La actitud de la fe es completamente distinta, porque Jesús intenta hacerles mirar fuera de ellos; Jesús siempre nos hace ver fuera de nosotros para no tener el epicentro en nuestro corazón, sino alrededor. Los psicólogos dicen que el mejor ejercicio que puede hacer un creyente es la oración, porque la oración descentra, y esa es la gran vacuna que necesita nuestro tiempo: que diariamente uno se descentre y vea que el centro de la vida no está en mí ni en lo que a mí me parece, sino que está en el plan de Dios, en manos de Cristo.

Eso es lo que no entienden. Los fariseos se perdieron porque pedían un signo, pero tenían delante de sí el signo: era Jesús. Jesús es el signo y Jesús dice: «Estoy aquí, mirad donde yo miro». Jesús les hace ver que hay que mirar a las periferias, a los que están apartados al borde del camino, a los enfermos, a la multitud. Pero ellos no: ellos querían ver un signo que ratificara lo que ellos querían, y no reconocieron a Jesús.

Jesús, hoy, a todos nosotros –y por eso podemos celebrar el milagro de nuestra vida– pide reconocerle a Él como el signo; un signo más grande que nosotros, un signo amoroso, un signo eucarístico, un signo que nos saca continuamente de nuestros esquemas, porque nos dice «mira más allá de tus pobres miras interesadas: mira donde yo miro».

Por eso termina el evangelio de hoy diciendo algo precioso y terrible: «Jesús se fue con los discípulos a otra orilla», a otro lado. Nosotros, que somos sus discípulos, cada día tenemos la oportunidad de quedarnos con los fariseos o irnos a la otra orilla.
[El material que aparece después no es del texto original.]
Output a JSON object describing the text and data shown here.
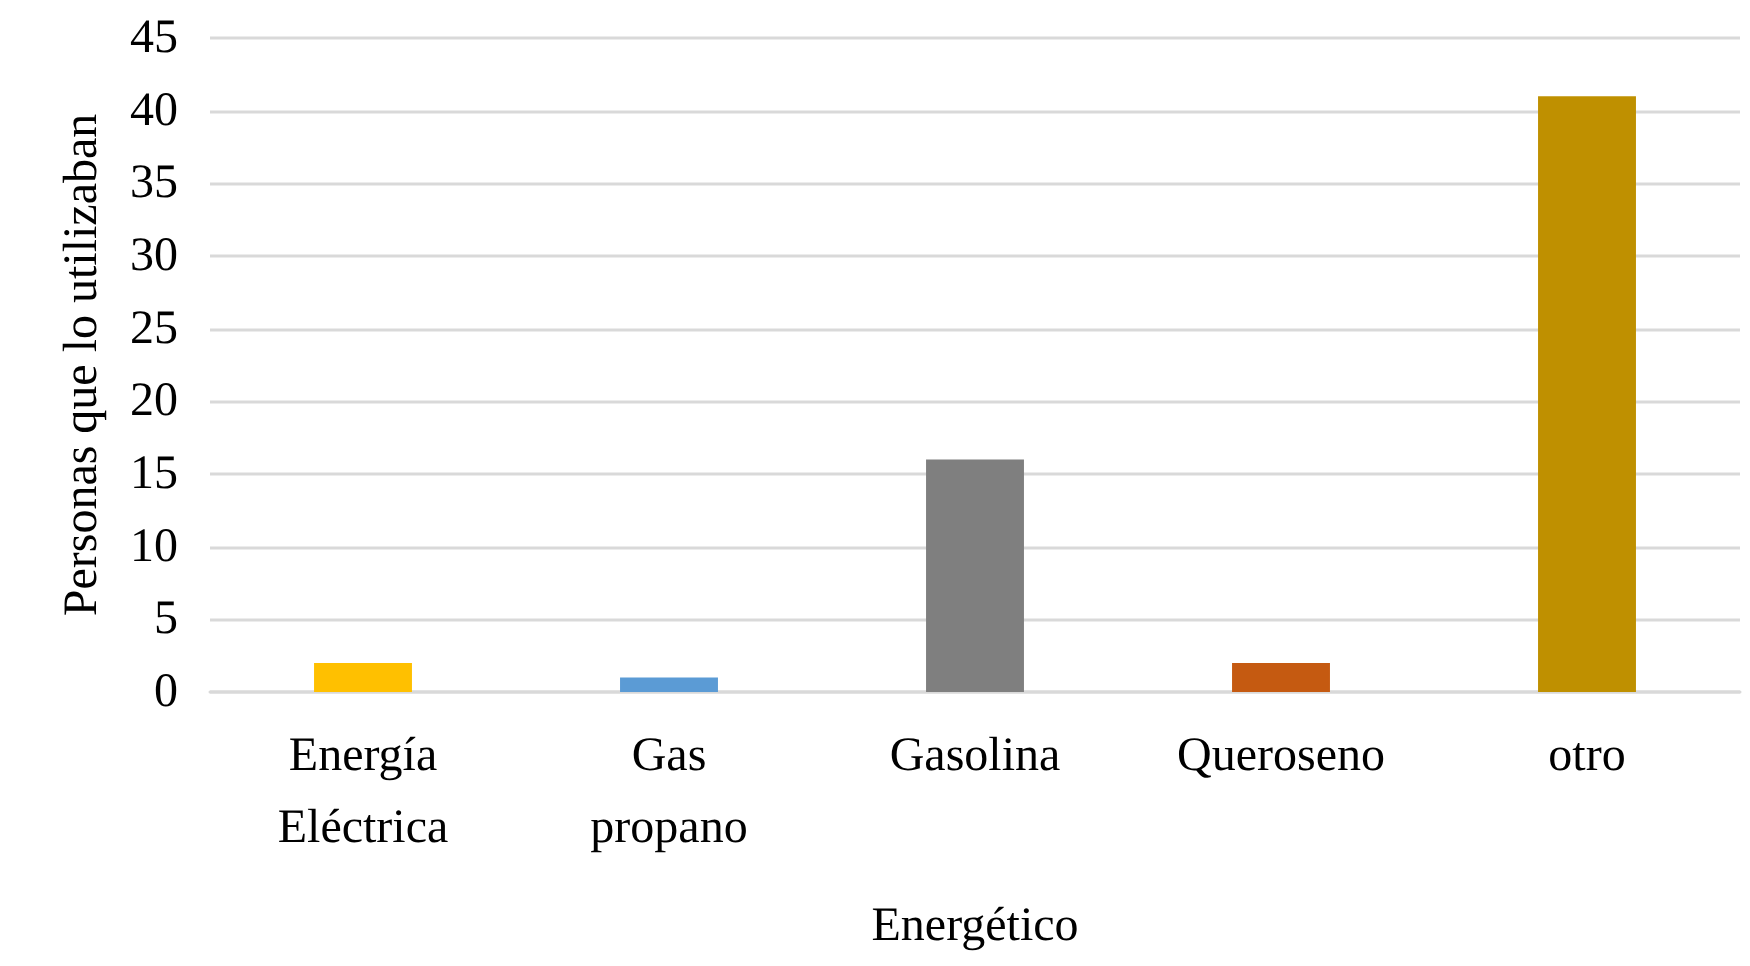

No se trata de no creer en Dios, sino de elegir el signo de Jesús o quedarnos metidos en nosotros mismos.

Quizás yo vengo hoy aquí también con la alegría del encuentro, pero con la alegría de la Palabra, para invitarnos e invitarme, primero, a mirar a Cristo continuamente, no sólo a mí mismo, a mirar los signos que Cristo nos va poniendo en nuestra vida. Si algo aprendéis en el seminario, si algo necesita nuestro tiempo, no es gente con grandes palabras y grandes discursos, sino que le digamos a nuestra gente cuáles son los signos de Dios, porque a menudo no lo saben ni lo ven. Lo que necesita nuestra gente, lo que necesita el Pueblo de Dios, son pastores, gente que les diga: «Jesús está por ahí, no le busques en tus signos, búscale a Él, ahí lo tienes». Porque le tenemos. Aquellos le tenían delante y nosotros le tenemos delante, le tenemos en momentos determinados de la vida. En el día de hoy el signo de Jesús ha pasado por delante, y necesitamos gente que diga «por ahí va».

Por eso hay una palabra muy hermosa que tendremos que ir interiorizando, y que se nos proyecta continuamente a los discípulos, que es la palabra de aprender a discernir, o, lo que es lo mismo, a desgranar la vida para descubrir en ella la voluntad de Dios, la presencia de Dios. Esa es vuestra tarea. La tarea de un gran discernimiento –eso son vuestros años aquí–, el discernimiento. para desgranar.